Le thé noir, servi dans des verres armudu en forme de poire avec de la confiture ou du sucre en morceaux, ponctue chaque rencontre et chaque repas. Les Azerbaïdjanais en consomment des litres, et refuser une tasse serait presque impoli.
Quand partir en Azerbaïdjan ?
Les meilleures fenêtres sont avril-juin et septembre-octobre. Le printemps offre des températures agréables et la fête de Novruz, le nouvel an persan célébré autour du 20 mars, anime tout le pays pendant cinq jours avec danses, feux et festins. L'automne apporte des couleurs magnifiques dans les montagnes et des festivals locaux comme le Festival de la Grenade à Goychay en novembre.
L'été, de juin à août, est caniculaire à Bakou où le thermomètre dépasse régulièrement 40 °C. C'est en revanche la seule période pour randonner en haute montagne vers Khinalig ou Laza. L'hiver est doux sur la côte mais rude en altitude, avec des vents violents à Bakou pouvant atteindre 130 km/h.
Comment aller en Azerbaïdjan ?
Les frontières terrestres étant fermées à l'entrée, l'avion est la seule option. Depuis Paris, Azerbaijan Airlines (AZAL) propose des vols directs vers l'aéroport Heydar Aliyev de Bakou en environ 5 heures. Turkish Airlines offre des connexions via Istanbul avec des tarifs souvent plus compétitifs, entre 150 et 400 euros l'aller-retour selon la saison. Des vols directs existent aussi depuis Barcelone, Londres, Rome et Vienne.

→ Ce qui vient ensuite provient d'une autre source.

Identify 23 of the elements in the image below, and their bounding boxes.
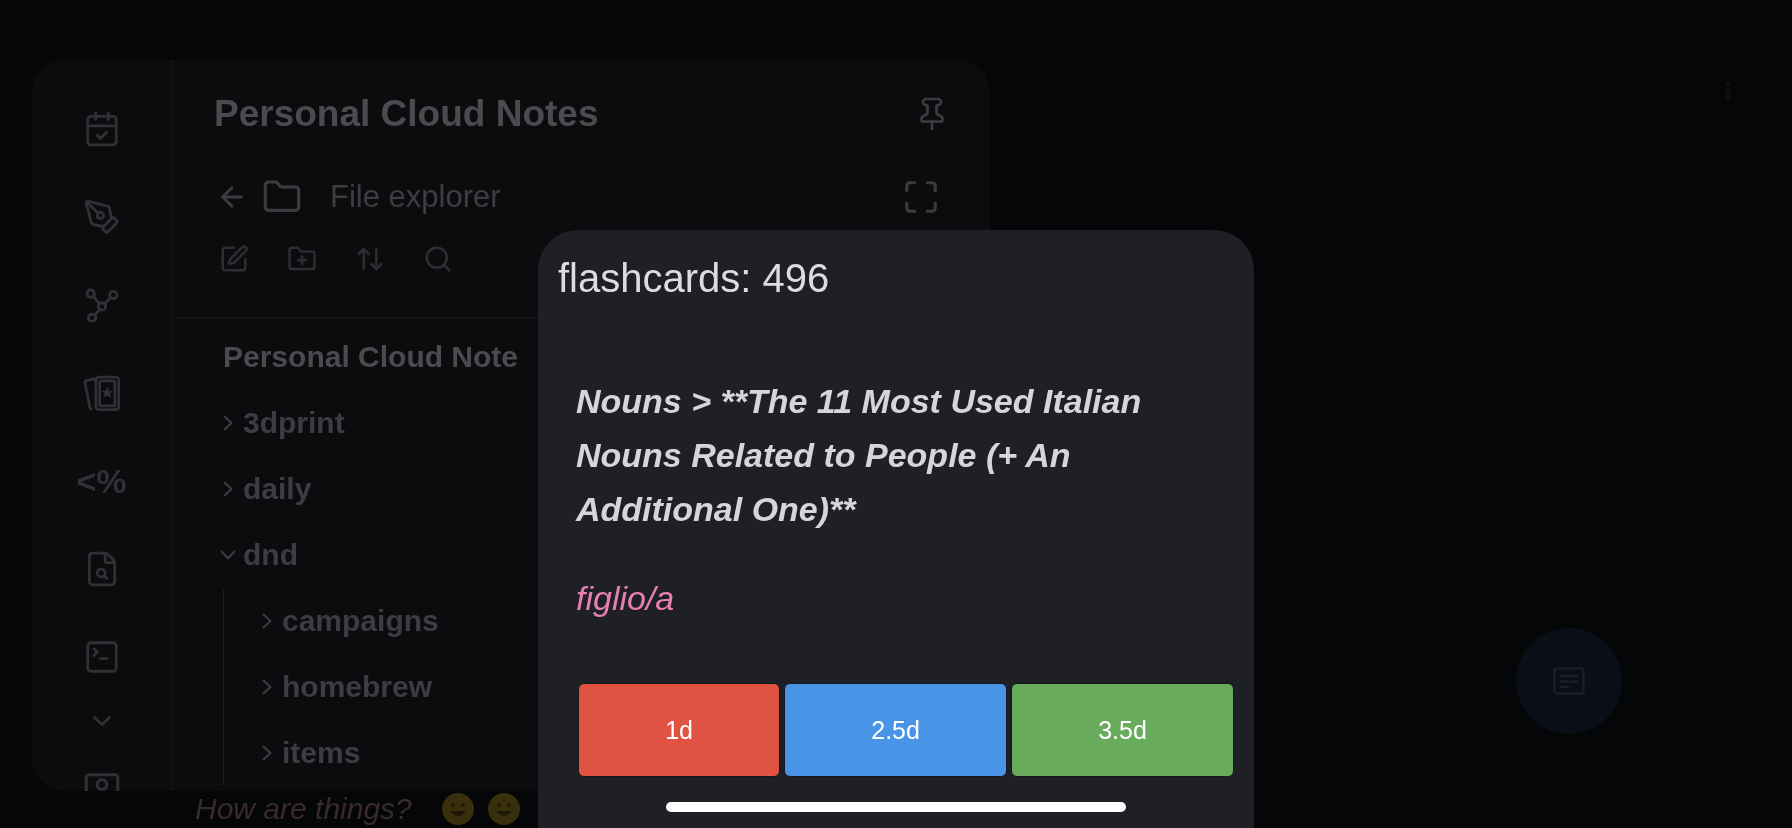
modal-title: flashcards: 496 xyxy=(558,255,831,302)
pen-nib-icon[interactable] xyxy=(82,198,121,236)
interval-button[interactable]: 2.5d xyxy=(784,683,1008,777)
portrait-icon[interactable] xyxy=(83,772,120,791)
chevron-right-icon[interactable] xyxy=(223,481,233,497)
search-icon[interactable] xyxy=(423,244,453,274)
smiley-icon xyxy=(441,793,474,825)
card-question: Nouns > **The 11 Most Used Italian Nouns Related to People (+ An Additional One)** xyxy=(576,381,1143,530)
graph-icon[interactable] xyxy=(84,288,119,322)
cards-star-icon[interactable] xyxy=(81,374,122,412)
card-answer: figlio/a xyxy=(576,578,676,619)
edit-icon[interactable] xyxy=(219,244,249,274)
chevron-right-icon[interactable] xyxy=(262,745,272,761)
chevron-right-icon[interactable] xyxy=(223,415,233,431)
template-button[interactable]: <% xyxy=(76,463,127,499)
interval-button[interactable]: 3.5d xyxy=(1011,683,1234,777)
interval-button[interactable]: 1d xyxy=(578,683,781,777)
chevron-right-icon[interactable] xyxy=(262,679,272,695)
smiley-icon xyxy=(487,793,520,825)
fullscreen-icon[interactable] xyxy=(902,178,940,216)
panel-title: Personal Cloud Notes xyxy=(214,92,599,136)
chevron-down-icon[interactable] xyxy=(220,550,236,560)
chevron-right-icon[interactable] xyxy=(262,613,272,629)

Le e-visa s'obtient en ligne sur le portail ASAN Viza pour 25 USD en 3 jours ouvrés. Vérifiez bien les dates de validité à réception. Tout dépassement de séjour entraîne une amende et des complications administratives sérieuses qui ne peuvent se régler qu'au Service d'État des Migrations à Bakou, jamais à l'aéroport.
Comment se déplacer en Azerbaïdjan ?
Le réseau de bus interurbains est le moyen le plus pratique. Des marshrutkas, minibus fréquents et bon marché, relient Bakou à Quba en 2 heures pour 5 AZN, et à Sheki en 6 heures pour environ 8 AZN. Les départs se font depuis le Terminal International de Bus de Bakou, accessible en métro via la station Avtovagzal. Les grands axes sont aussi desservis par des bus confortables qu'il vaut mieux réserver à l'avance pour les destinations populaires comme Sheki ou Ganja.
Un train de nuit relie Bakou à Sheki et permet de gagner du temps sur les longs trajets. Le réseau ferroviaire est limité mais les horaires sont fiables. Pour les villages de montagne comme Khinalig ou Lahij, un taxi privé depuis la ville la plus proche reste indispensable : comptez 50 à 60 AZN depuis Quba jusqu'à Khinalig. L'application Bolt fonctionne bien à Bakou et dans les grandes villes pour les courses en taxi.
La location automobile est possible mais réservée aux conducteurs expérimentés. Les routes principales sont correctes, mais les axes secondaires et de montagne sont souvent étroits, mal éclairés et partagés avec des troupeaux. Conduire de nuit hors de Bakou est franchement déconseillé.